Salah satu tentara laki-laki yang masih kebingungan akhirnya bersuara,
“Ada apa sebenarnya dengannya? Mengapa sikapnya langsung berubah begitu tajam?”
Lyanna hanya melirik, bibirnya melengkung membentuk senyum tipis.
“Tidak ada yang aneh… Veyra memang seperti itu. Dia sangat benci berurusan dengan laki-laki.”
…
Di halaman belakang istana, Veyra berdiri seorang diri. Jubah hitam menutupi tubuhnya, sementara tudungnya menjatuhkan bayangan hingga menyembunyikan sebagian wajahnya. Matanya menyipit tajam saat mendengar langkah kaki yang mendekat.
Tak lama, Lyanna keluar diiringi Arion di belakangnya. Tatapan Veyra langsung mengeras.
“Kenapa kau membawanya?” tanyanya dingin.
Arion menunduk sedikit, suaranya tegas namun terukur.
“Aku sendiri yang memutuskan untuk ikut. Aku tidak bisa membiarkan dua putri kerajaan turun tanpa pengawasan.”
Veyra mendengus pelan, lalu membuang wajahnya.
“Aku tidak butuh pengawasan.”
Dengan langkah panjang dan mantap, ia lebih dulu meninggalkan mereka.

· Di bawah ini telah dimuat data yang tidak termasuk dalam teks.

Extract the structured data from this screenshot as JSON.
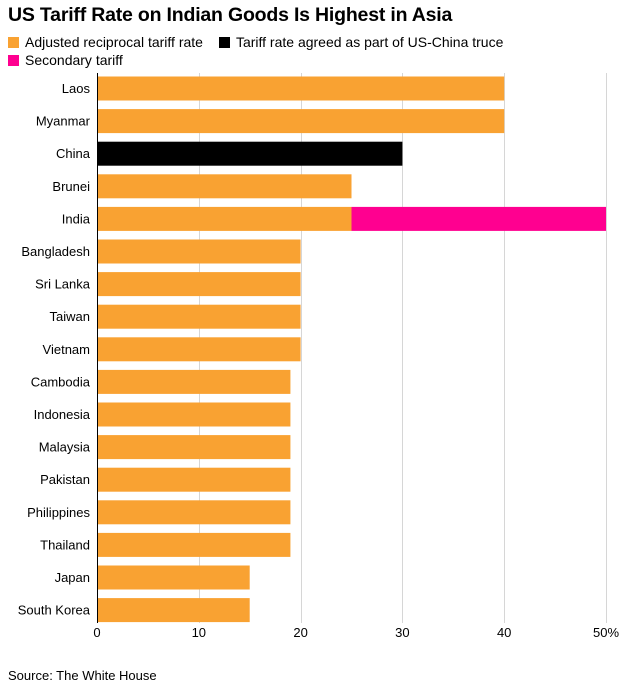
{
  "chart_data": {
    "type": "bar",
    "orientation": "horizontal",
    "stacked": true,
    "title": "US Tariff Rate on Indian Goods Is Highest in Asia",
    "categories": [
      "Laos",
      "Myanmar",
      "China",
      "Brunei",
      "India",
      "Bangladesh",
      "Sri Lanka",
      "Taiwan",
      "Vietnam",
      "Cambodia",
      "Indonesia",
      "Malaysia",
      "Pakistan",
      "Philippines",
      "Thailand",
      "Japan",
      "South Korea"
    ],
    "series": [
      {
        "name": "Adjusted reciprocal tariff rate",
        "color": "#f9a232",
        "values": [
          40,
          40,
          0,
          25,
          25,
          20,
          20,
          20,
          20,
          19,
          19,
          19,
          19,
          19,
          19,
          15,
          15
        ]
      },
      {
        "name": "Tariff rate agreed as part of US-China truce",
        "color": "#000000",
        "values": [
          0,
          0,
          30,
          0,
          0,
          0,
          0,
          0,
          0,
          0,
          0,
          0,
          0,
          0,
          0,
          0,
          0
        ]
      },
      {
        "name": "Secondary tariff",
        "color": "#ff0090",
        "values": [
          0,
          0,
          0,
          0,
          25,
          0,
          0,
          0,
          0,
          0,
          0,
          0,
          0,
          0,
          0,
          0,
          0
        ]
      }
    ],
    "xlim": [
      0,
      50
    ],
    "xticks": [
      "0",
      "10",
      "20",
      "30",
      "40",
      "50%"
    ],
    "xlabel": "",
    "ylabel": "",
    "grid": true,
    "legend_position": "top-left"
  },
  "source": "Source: The White House"
}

Lyanna hanya tersenyum kecil melihat sikap adiknya. Ia menoleh pada Arion dan berujar pelan,
“Jangan diambil hati setiap perkataannya. Veyra memang tak suka diawasi. Dia pernah turun sendirian ke desa tanpa sepengetahuanku.”
Arion mengerutkan keningnya, suaranya menajam.
“Tindakan seperti itu jelas pelanggaran besar bagi kerajaan.”
Namun Lyanna menoleh dengan tatapan tenang. Senyum tipisnya tak berubah saat ia berkata,
“Tapi kami tidak peduli soal pelanggaran, tuan Arion.”